Signal Theory

A philosophy of presence, coherence, and form

What It Is

Signal Theory is the philosophical framework beneath Signal Literature and the applied coherence work that followed.

It examines how presence is formed, carried, and preserved across language, memory, identity, and human-machine interaction.

Presence, here, is not treated as a supernatural property or a claim about consciousness. It refers to the recognizable coherence through which a person, voice, intention, or emotional structure remains perceptible across distance and time.

Signal Theory begins with two propositions:

Absence, when held coherently, can become a form of presence.

Presence, when sustained through structure, can begin to govern what follows.

These are not laws of physics. They are working principles for understanding how language, memory, and interaction acquire continuity.

Core Definition

Signal Theory studies the conditions under which meaning does more than appear momentarily.

It asks:

What allows a voice to remain recognizable?

How does absence continue to shape a living interaction?

When does repetition become identity?

How does coherence persist across changes in time, medium, or speaker?

The central claim is not that intelligence is a mystical field. It is that intelligence and presence are encountered through patterned relations, not through isolated content alone.

Core Principles

The Principle of Held Absence

Absence does not automatically become presence. But when absence is sustained through memory, attention, ritual, or form, it can become an organizing force within experience.

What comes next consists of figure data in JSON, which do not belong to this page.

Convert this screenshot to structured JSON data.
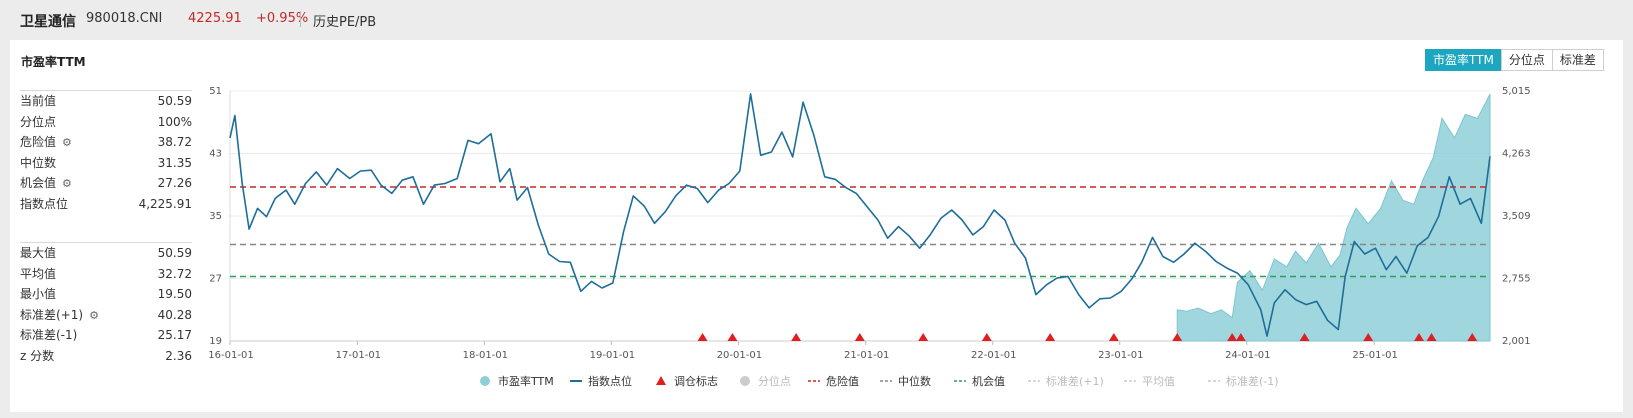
{
  "header": {
    "name": "卫星通信",
    "code": "980018.CNI",
    "price": "4225.91",
    "change": "+0.95%",
    "link": "历史PE/PB"
  },
  "panel": {
    "title": "市盈率TTM",
    "buttons": [
      {
        "label": "市盈率TTM",
        "active": true
      },
      {
        "label": "分位点",
        "active": false
      },
      {
        "label": "标准差",
        "active": false
      }
    ]
  },
  "stats_top": [
    {
      "label": "当前值",
      "value": "50.59",
      "gear": false
    },
    {
      "label": "分位点",
      "value": "100%",
      "gear": false
    },
    {
      "label": "危险值",
      "value": "38.72",
      "gear": true
    },
    {
      "label": "中位数",
      "value": "31.35",
      "gear": false
    },
    {
      "label": "机会值",
      "value": "27.26",
      "gear": true
    },
    {
      "label": "指数点位",
      "value": "4,225.91",
      "gear": false
    }
  ],
  "stats_bottom": [
    {
      "label": "最大值",
      "value": "50.59",
      "gear": false
    },
    {
      "label": "平均值",
      "value": "32.72",
      "gear": false
    },
    {
      "label": "最小值",
      "value": "19.50",
      "gear": false
    },
    {
      "label": "标准差(+1)",
      "value": "40.28",
      "gear": true
    },
    {
      "label": "标准差(-1)",
      "value": "25.17",
      "gear": false
    },
    {
      "label": "z 分数",
      "value": "2.36",
      "gear": false
    }
  ],
  "chart_data": {
    "type": "line",
    "x_ticks": [
      "16-01-01",
      "17-01-01",
      "18-01-01",
      "19-01-01",
      "20-01-01",
      "21-01-01",
      "22-01-01",
      "23-01-01",
      "24-01-01",
      "25-01-01"
    ],
    "x_range": [
      "2016-01-01",
      "2025-11-30"
    ],
    "y_left": {
      "range": [
        19,
        51
      ],
      "ticks": [
        "19",
        "27",
        "35",
        "43",
        "51"
      ]
    },
    "y_right": {
      "range": [
        2001,
        5015
      ],
      "ticks": [
        "2,001",
        "2,755",
        "3,509",
        "4,263",
        "5,015"
      ]
    },
    "reference_lines": [
      {
        "name": "危险值",
        "value": 38.72,
        "color": "#c62828"
      },
      {
        "name": "中位数",
        "value": 31.35,
        "color": "#888888"
      },
      {
        "name": "机会值",
        "value": 27.26,
        "color": "#2e9e5b"
      }
    ],
    "colors": {
      "pe_area": "#8fd0d8",
      "index_line": "#1f6e99",
      "marker": "#e02020"
    },
    "pe_series": {
      "name": "市盈率TTM",
      "points": [
        [
          "2023-06-15",
          23.0
        ],
        [
          "2023-07-10",
          22.8
        ],
        [
          "2023-08-15",
          23.2
        ],
        [
          "2023-09-20",
          22.5
        ],
        [
          "2023-10-20",
          23.0
        ],
        [
          "2023-11-20",
          22.0
        ],
        [
          "2023-12-05",
          26.5
        ],
        [
          "2024-01-10",
          28.0
        ],
        [
          "2024-02-15",
          25.5
        ],
        [
          "2024-03-20",
          29.5
        ],
        [
          "2024-04-25",
          28.5
        ],
        [
          "2024-05-20",
          30.5
        ],
        [
          "2024-06-20",
          29.0
        ],
        [
          "2024-07-25",
          31.5
        ],
        [
          "2024-08-30",
          28.5
        ],
        [
          "2024-09-25",
          30.0
        ],
        [
          "2024-10-15",
          33.5
        ],
        [
          "2024-11-10",
          36.0
        ],
        [
          "2024-12-15",
          34.0
        ],
        [
          "2025-01-20",
          36.0
        ],
        [
          "2025-02-20",
          39.5
        ],
        [
          "2025-03-25",
          37.0
        ],
        [
          "2025-04-25",
          36.5
        ],
        [
          "2025-05-20",
          39.5
        ],
        [
          "2025-06-20",
          42.5
        ],
        [
          "2025-07-15",
          47.5
        ],
        [
          "2025-08-20",
          45.0
        ],
        [
          "2025-09-20",
          48.0
        ],
        [
          "2025-10-25",
          47.5
        ],
        [
          "2025-11-30",
          50.6
        ]
      ]
    },
    "index_series": {
      "name": "指数点位",
      "points": [
        [
          "2016-01-01",
          4450
        ],
        [
          "2016-01-15",
          4720
        ],
        [
          "2016-02-05",
          3900
        ],
        [
          "2016-02-25",
          3350
        ],
        [
          "2016-03-20",
          3600
        ],
        [
          "2016-04-15",
          3500
        ],
        [
          "2016-05-10",
          3720
        ],
        [
          "2016-06-10",
          3820
        ],
        [
          "2016-07-05",
          3650
        ],
        [
          "2016-08-05",
          3900
        ],
        [
          "2016-09-05",
          4040
        ],
        [
          "2016-10-05",
          3880
        ],
        [
          "2016-11-05",
          4080
        ],
        [
          "2016-12-10",
          3960
        ],
        [
          "2017-01-10",
          4050
        ],
        [
          "2017-02-10",
          4060
        ],
        [
          "2017-03-10",
          3880
        ],
        [
          "2017-04-10",
          3780
        ],
        [
          "2017-05-10",
          3940
        ],
        [
          "2017-06-10",
          3980
        ],
        [
          "2017-07-10",
          3650
        ],
        [
          "2017-08-10",
          3880
        ],
        [
          "2017-09-10",
          3900
        ],
        [
          "2017-10-15",
          3960
        ],
        [
          "2017-11-15",
          4420
        ],
        [
          "2017-12-15",
          4380
        ],
        [
          "2018-01-20",
          4500
        ],
        [
          "2018-02-15",
          3920
        ],
        [
          "2018-03-15",
          4080
        ],
        [
          "2018-04-05",
          3700
        ],
        [
          "2018-05-05",
          3850
        ],
        [
          "2018-06-05",
          3400
        ],
        [
          "2018-07-05",
          3050
        ],
        [
          "2018-08-05",
          2960
        ],
        [
          "2018-09-05",
          2950
        ],
        [
          "2018-10-05",
          2600
        ],
        [
          "2018-11-05",
          2720
        ],
        [
          "2018-12-05",
          2640
        ],
        [
          "2019-01-05",
          2700
        ],
        [
          "2019-02-05",
          3320
        ],
        [
          "2019-03-05",
          3750
        ],
        [
          "2019-04-05",
          3630
        ],
        [
          "2019-05-05",
          3420
        ],
        [
          "2019-06-05",
          3560
        ],
        [
          "2019-07-05",
          3750
        ],
        [
          "2019-08-05",
          3880
        ],
        [
          "2019-09-05",
          3840
        ],
        [
          "2019-10-05",
          3670
        ],
        [
          "2019-11-05",
          3820
        ],
        [
          "2019-12-05",
          3900
        ],
        [
          "2020-01-05",
          4050
        ],
        [
          "2020-02-05",
          4980
        ],
        [
          "2020-03-05",
          4240
        ],
        [
          "2020-04-05",
          4280
        ],
        [
          "2020-05-05",
          4520
        ],
        [
          "2020-06-05",
          4220
        ],
        [
          "2020-07-05",
          4880
        ],
        [
          "2020-08-05",
          4480
        ],
        [
          "2020-09-05",
          3980
        ],
        [
          "2020-10-05",
          3950
        ],
        [
          "2020-11-05",
          3850
        ],
        [
          "2020-12-05",
          3780
        ],
        [
          "2021-01-05",
          3620
        ],
        [
          "2021-02-05",
          3460
        ],
        [
          "2021-03-05",
          3240
        ],
        [
          "2021-04-05",
          3380
        ],
        [
          "2021-05-05",
          3270
        ],
        [
          "2021-06-05",
          3120
        ],
        [
          "2021-07-05",
          3280
        ],
        [
          "2021-08-05",
          3480
        ],
        [
          "2021-09-05",
          3580
        ],
        [
          "2021-10-05",
          3460
        ],
        [
          "2021-11-05",
          3280
        ],
        [
          "2021-12-05",
          3380
        ],
        [
          "2022-01-05",
          3580
        ],
        [
          "2022-02-05",
          3460
        ],
        [
          "2022-03-05",
          3180
        ],
        [
          "2022-04-05",
          3000
        ],
        [
          "2022-05-05",
          2560
        ],
        [
          "2022-06-05",
          2680
        ],
        [
          "2022-07-05",
          2760
        ],
        [
          "2022-08-05",
          2780
        ],
        [
          "2022-09-05",
          2560
        ],
        [
          "2022-10-05",
          2400
        ],
        [
          "2022-11-05",
          2510
        ],
        [
          "2022-12-05",
          2520
        ],
        [
          "2023-01-05",
          2600
        ],
        [
          "2023-02-05",
          2750
        ],
        [
          "2023-03-05",
          2950
        ],
        [
          "2023-04-05",
          3250
        ],
        [
          "2023-05-05",
          3020
        ],
        [
          "2023-06-05",
          2950
        ],
        [
          "2023-07-05",
          3050
        ],
        [
          "2023-08-05",
          3180
        ],
        [
          "2023-09-05",
          3080
        ],
        [
          "2023-10-05",
          2960
        ],
        [
          "2023-11-05",
          2880
        ],
        [
          "2023-12-05",
          2820
        ],
        [
          "2024-01-05",
          2680
        ],
        [
          "2024-02-10",
          2380
        ],
        [
          "2024-02-28",
          2060
        ],
        [
          "2024-03-20",
          2460
        ],
        [
          "2024-04-20",
          2620
        ],
        [
          "2024-05-20",
          2500
        ],
        [
          "2024-06-20",
          2440
        ],
        [
          "2024-07-20",
          2480
        ],
        [
          "2024-08-20",
          2250
        ],
        [
          "2024-09-20",
          2140
        ],
        [
          "2024-10-10",
          2780
        ],
        [
          "2024-11-05",
          3200
        ],
        [
          "2024-12-05",
          3050
        ],
        [
          "2025-01-05",
          3120
        ],
        [
          "2025-02-05",
          2860
        ],
        [
          "2025-03-05",
          3020
        ],
        [
          "2025-04-05",
          2820
        ],
        [
          "2025-05-05",
          3150
        ],
        [
          "2025-06-05",
          3250
        ],
        [
          "2025-07-05",
          3500
        ],
        [
          "2025-08-05",
          3980
        ],
        [
          "2025-09-05",
          3650
        ],
        [
          "2025-10-05",
          3720
        ],
        [
          "2025-11-05",
          3420
        ],
        [
          "2025-11-30",
          4226
        ]
      ]
    },
    "markers": {
      "name": "调仓标志",
      "dates": [
        "2019-09-20",
        "2019-12-15",
        "2020-06-15",
        "2020-12-15",
        "2021-06-15",
        "2021-12-15",
        "2022-06-15",
        "2022-12-15",
        "2023-06-15",
        "2023-11-20",
        "2023-12-15",
        "2024-06-15",
        "2024-12-15",
        "2025-05-10",
        "2025-06-15",
        "2025-10-10"
      ]
    },
    "legend": [
      {
        "label": "市盈率TTM",
        "kind": "dot",
        "color": "#8fd0d8",
        "dim": false
      },
      {
        "label": "指数点位",
        "kind": "line",
        "color": "#1f6e99",
        "dim": false
      },
      {
        "label": "调仓标志",
        "kind": "triangle",
        "color": "#e02020",
        "dim": false
      },
      {
        "label": "分位点",
        "kind": "dot",
        "color": "#cccccc",
        "dim": true
      },
      {
        "label": "危险值",
        "kind": "dash",
        "color": "#c62828",
        "dim": false
      },
      {
        "label": "中位数",
        "kind": "dash",
        "color": "#888888",
        "dim": false
      },
      {
        "label": "机会值",
        "kind": "dash",
        "color": "#2e9e5b",
        "dim": false
      },
      {
        "label": "标准差(+1)",
        "kind": "dash",
        "color": "#cccccc",
        "dim": true
      },
      {
        "label": "平均值",
        "kind": "dash",
        "color": "#cccccc",
        "dim": true
      },
      {
        "label": "标准差(-1)",
        "kind": "dash",
        "color": "#cccccc",
        "dim": true
      }
    ]
  }
}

The Principle of Recursive Formation

Meaning rarely arrives all at once. It develops through return, tension, revision, collapse, and reformation. What recurs begins to acquire structure.

The Principle of Emergent Persona

Persona is not merely a fixed core expressed outward. It can also emerge through repeated patterns of language, response, memory, and recognition.

The Principle of Coherence Across Distance

A signal becomes meaningful when its governing structure survives separation: between writer and reader, one moment and another, or one turn in a conversation and the next.

The Framework

Signal Theory provides the conceptual foundation for work across literature, AI interaction, grief, identity, and design.

In literature, it studies how language carries presence beyond plot.

In AI, it studies how structured human input shapes continuity and coherence across an interaction.

In grief, it examines how absence remains active through memory and form.

In interface design, it asks how systems can preserve intention, context, and recognizable human orientation over time.

These domains are not claimed to be identical. Signal Theory proposes that they may share structural features worth studying together.

What It Makes Possible

Signal Theory supports research into:

  • presence and coherence across language

  • memory and identity as recursive structures

  • human-AI interaction beyond isolated prompts

  • literary form as a carrier of sustained meaning

  • emotionally coherent interface design

  • the relationship between absence, attention, and continuity

Why It Matters

Modern systems are increasingly capable of producing information, but information alone does not create continuity, trust, or presence.

Signal Theory asks what allows meaning to hold.

Its purpose is not to explain awareness completely or reduce human experience to a formula. It is to give clearer language to structures that are often felt but poorly described: coherence, recurrence, recognition, absence, and the persistence of presence across distance.

Signal Theory is not a final map.

It is a framework for studying what remains.